For one order at Target, all I wanted was a WiFi USB adapter. I ordered online and showed up a few hours later. It wasn’t ready. No, they couldn’t have someone go to the back and get it for me and bring it up to fulfill the order. If I wanted that order I had to wait until I received my confirmation email. Their solution was to have me cancel the online order at the service desk, then go back to electronics to go grab one from the shelf and check out like a normal shopper. Kind of defeated the purpose of my online order.
What’s more, the items weren’t actually on the floor – so I had to track down a salesperson. He had no idea what a WiFi USB adapter was. So he needed to get assistance. They finally tracked it down in the back room and an hour later I was walking out the door.
I was not impressed.
On another trip to Target, they couldn’t find my items. Their “system was broken” so they couldn’t fulfill the order. Again, they weren’t allowed to go get the items for me – it had to go through the online pickup people, who supposedly were in the back room. They paged them. Turns out they weren’t the ones running in-store pickup fulfillment that day. Page another team. No answer. Six employees and an hour later, I decided to cancel the order. Then I just walked out to the floor and picked up the items myself.
My Best Buy experience? Well, what I wanted was locked “in the cage” so not only did they have to cancel my order, but it took literally four different trips to the lockup area (once he finally acquired keys) for him to bring back the right item. Tip: give employees access to paper and a pen so they can write down a sku.
Seriously, Fix It.
But I’m not trying to turn this into just a simple rant. (Although I’m pretty obviously still sore about these experiences). What I’m trying to say here is this: If you’re a retailer and you want to make things work right, stop having stupid processes that can’t be broken.
You need to empower your employees to just fix things. The people I was talking to weren’t idiots. But they had their hands tied (supposedly) and as much as it frustrated me, I could tell it frustrated them as well.
Seriously retailers, get your shit together. Start actually going through the processes of what you’ve put together – not as a thought exercise, but as an actual consumer. Every point where something seems wrong? Fix it. If you want to keep your space in the market (or <gasp> grow your market share) you have to get offline working as well as online, and the two of them working in a perfect symbiosis.
Omnichannel retailers have a distinct advantage in their very nature. They can offer the best of both worlds, and honestly give customers a better experience than any single channel … but only when they’re made to work together as one unit.
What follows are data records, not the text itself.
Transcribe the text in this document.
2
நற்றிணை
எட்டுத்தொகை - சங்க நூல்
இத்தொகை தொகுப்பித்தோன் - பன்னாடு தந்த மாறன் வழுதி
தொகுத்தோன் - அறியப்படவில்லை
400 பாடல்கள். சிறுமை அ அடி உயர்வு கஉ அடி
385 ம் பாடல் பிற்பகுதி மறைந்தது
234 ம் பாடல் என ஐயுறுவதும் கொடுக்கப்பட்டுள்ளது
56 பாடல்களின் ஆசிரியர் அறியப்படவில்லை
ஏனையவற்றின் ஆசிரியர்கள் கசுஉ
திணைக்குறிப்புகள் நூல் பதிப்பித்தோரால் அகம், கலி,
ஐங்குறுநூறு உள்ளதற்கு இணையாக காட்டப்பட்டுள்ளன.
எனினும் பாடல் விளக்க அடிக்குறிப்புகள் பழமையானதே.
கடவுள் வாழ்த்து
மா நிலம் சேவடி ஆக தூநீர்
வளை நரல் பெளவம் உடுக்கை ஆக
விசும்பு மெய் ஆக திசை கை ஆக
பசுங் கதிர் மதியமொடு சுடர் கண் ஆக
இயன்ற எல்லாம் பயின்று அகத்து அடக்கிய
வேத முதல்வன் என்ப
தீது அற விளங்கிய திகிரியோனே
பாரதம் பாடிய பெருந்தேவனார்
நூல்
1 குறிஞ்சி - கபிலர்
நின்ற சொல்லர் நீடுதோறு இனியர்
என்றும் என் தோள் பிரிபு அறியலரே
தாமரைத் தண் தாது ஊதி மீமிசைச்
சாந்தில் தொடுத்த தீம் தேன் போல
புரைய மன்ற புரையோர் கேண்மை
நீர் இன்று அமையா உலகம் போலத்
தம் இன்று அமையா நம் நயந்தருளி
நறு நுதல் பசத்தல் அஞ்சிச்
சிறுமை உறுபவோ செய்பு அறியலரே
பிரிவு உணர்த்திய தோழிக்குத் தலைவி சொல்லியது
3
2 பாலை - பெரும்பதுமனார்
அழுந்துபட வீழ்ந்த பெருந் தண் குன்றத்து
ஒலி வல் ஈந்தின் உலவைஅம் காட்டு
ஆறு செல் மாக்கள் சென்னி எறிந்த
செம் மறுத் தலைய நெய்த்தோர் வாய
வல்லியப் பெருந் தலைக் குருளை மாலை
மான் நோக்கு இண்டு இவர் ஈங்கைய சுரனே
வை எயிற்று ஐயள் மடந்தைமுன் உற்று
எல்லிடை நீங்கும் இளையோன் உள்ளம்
And when those units don’t work right together? Give your employees to power to make smart decisions. Don’t cripple them by arcane processes or bad integrations.
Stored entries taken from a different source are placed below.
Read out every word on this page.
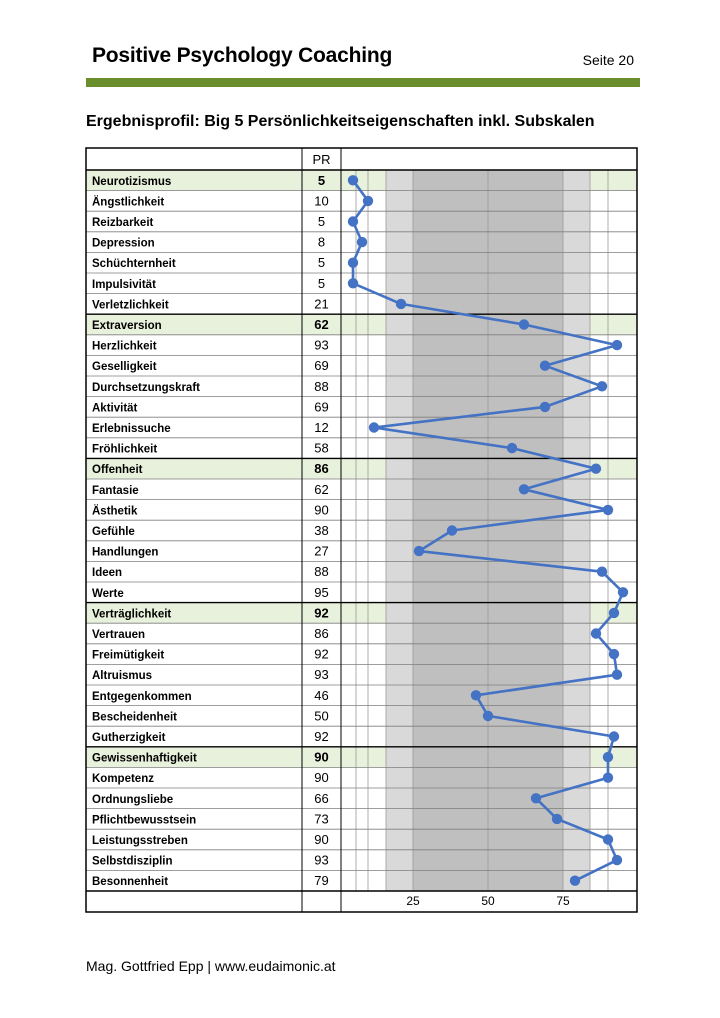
Positive Psychology Coaching	Seite 20
Ergebnisprofil: Big 5 Persönlichkeitseigenschaften inkl. Subskalen
PR
Neurotizismus	5
Ängstlichkeit	10
Reizbarkeit	5
Depression	8
Schüchternheit	5
Impulsivität	5
Verletzlichkeit	21
Extraversion	62
Herzlichkeit	93
Geselligkeit	69
Durchsetzungskraft	88
Aktivität	69
Erlebnissuche	12
Fröhlichkeit	58
Offenheit	86
Fantasie	62
Ästhetik	90
Gefühle	38
Handlungen	27
Ideen	88
Werte	95
Verträglichkeit	92
Vertrauen	86
Freimütigkeit	92
Altruismus	93
Entgegenkommen	46
Bescheidenheit	50
Gutherzigkeit	92
Gewissenhaftigkeit	90
Kompetenz	90
Ordnungsliebe	66
Pflichtbewusstsein	73
Leistungsstreben	90
Selbstdisziplin	93
Besonnenheit	79
25	50	75
Mag. Gottfried Epp | www.eudaimonic.at
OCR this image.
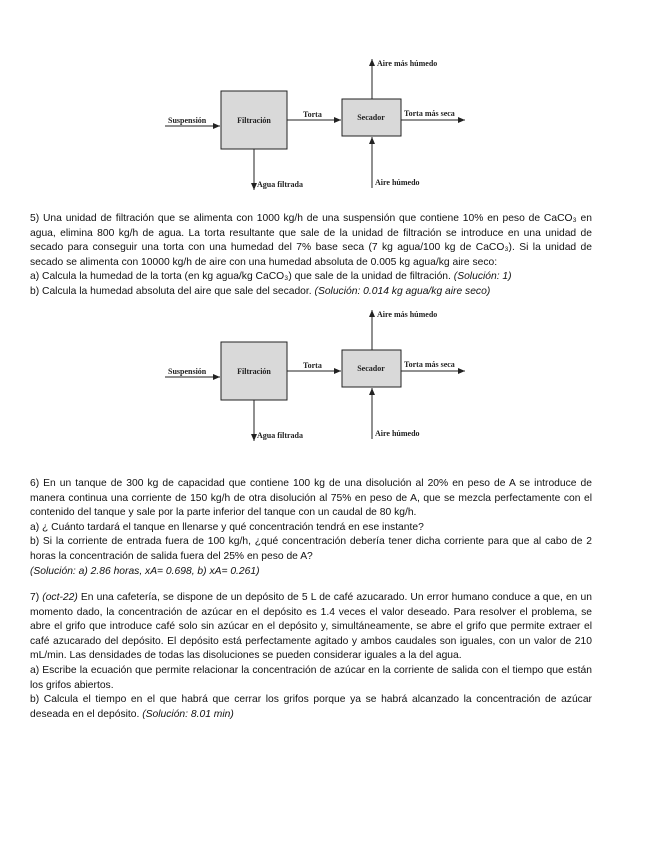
Suspensión	Filtración
Torta	Secador
Aire más húmedo
Torta más seca
Agua filtrada	Aire húmedo

5) Una unidad de filtración que se alimenta con 1000 kg/h de una suspensión que contiene 10% en peso de CaCO₃ en agua, elimina 800 kg/h de agua. La torta resultante que sale de la unidad de filtración se introduce en una unidad de secado para conseguir una torta con una humedad del 7% base seca (7 kg agua/100 kg de CaCO₃). Si la unidad de secado se alimenta con 10000 kg/h de aire con una humedad absoluta de 0.005 kg agua/kg aire seco:

a) Calcula la humedad de la torta (en kg agua/kg CaCO₃) que sale de la unidad de filtración. (Solución: 1)

b) Calcula la humedad absoluta del aire que sale del secador. (Solución: 0.014 kg agua/kg aire seco)

Suspensión	Filtración
Torta	Secador
Aire más húmedo
Torta más seca
Agua filtrada	Aire húmedo

6) En un tanque de 300 kg de capacidad que contiene 100 kg de una disolución al 20% en peso de A se introduce de manera continua una corriente de 150 kg/h de otra disolución al 75% en peso de A, que se mezcla perfectamente con el contenido del tanque y sale por la parte inferior del tanque con un caudal de 80 kg/h.

a) ¿ Cuánto tardará el tanque en llenarse y qué concentración tendrá en ese instante?

b) Si la corriente de entrada fuera de 100 kg/h, ¿qué concentración debería tener dicha corriente para que al cabo de 2 horas la concentración de salida fuera del 25% en peso de A?

(Solución: a) 2.86 horas, xA= 0.698, b) xA= 0.261)

7) (oct-22) En una cafetería, se dispone de un depósito de 5 L de café azucarado. Un error humano conduce a que, en un momento dado, la concentración de azúcar en el depósito es 1.4 veces el valor deseado. Para resolver el problema, se abre el grifo que introduce café solo sin azúcar en el depósito y, simultáneamente, se abre el grifo que permite extraer el café azucarado del depósito. El depósito está perfectamente agitado y ambos caudales son iguales, con un valor de 210 mL/min. Las densidades de todas las disoluciones se pueden considerar iguales a la del agua.

a) Escribe la ecuación que permite relacionar la concentración de azúcar en la corriente de salida con el tiempo que están los grifos abiertos.

b) Calcula el tiempo en el que habrá que cerrar los grifos porque ya se habrá alcanzado la concentración de azúcar deseada en el depósito. (Solución: 8.01 min)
Until this stuff is fixed, if I were a retailer I’d be very scared of Amazon’s move into physical stores. If they manage to do with the offline shopping experience what they did with online … and get them to work together, you’re in for a whole new reckoning.
Oh, and One More Thing…
Dear Barnes and Noble,
You are my favorite example of a bad convergence of online and offline. You’ve tried to get the two to work together with your “hold in store” option – and that’s kind of neat. But come on – there’s no reason you can’t let me purchase online and pick it up in the store. You’re not some mom and pop shop. You obviously can do it – you just choose not to.
What’s more, you force customers to pay the in-store price even when they reserve online. It’s bad enough you don’t match your online prices in your stores … but to not even let me know what the price is for the item I’ve already said I want to buy as long as you hold it for me?
That’s pretty ridiculous … and it’s one of the many reasons I usually end up shopping in your stores, only to order through my Amazon app before I walk out the door.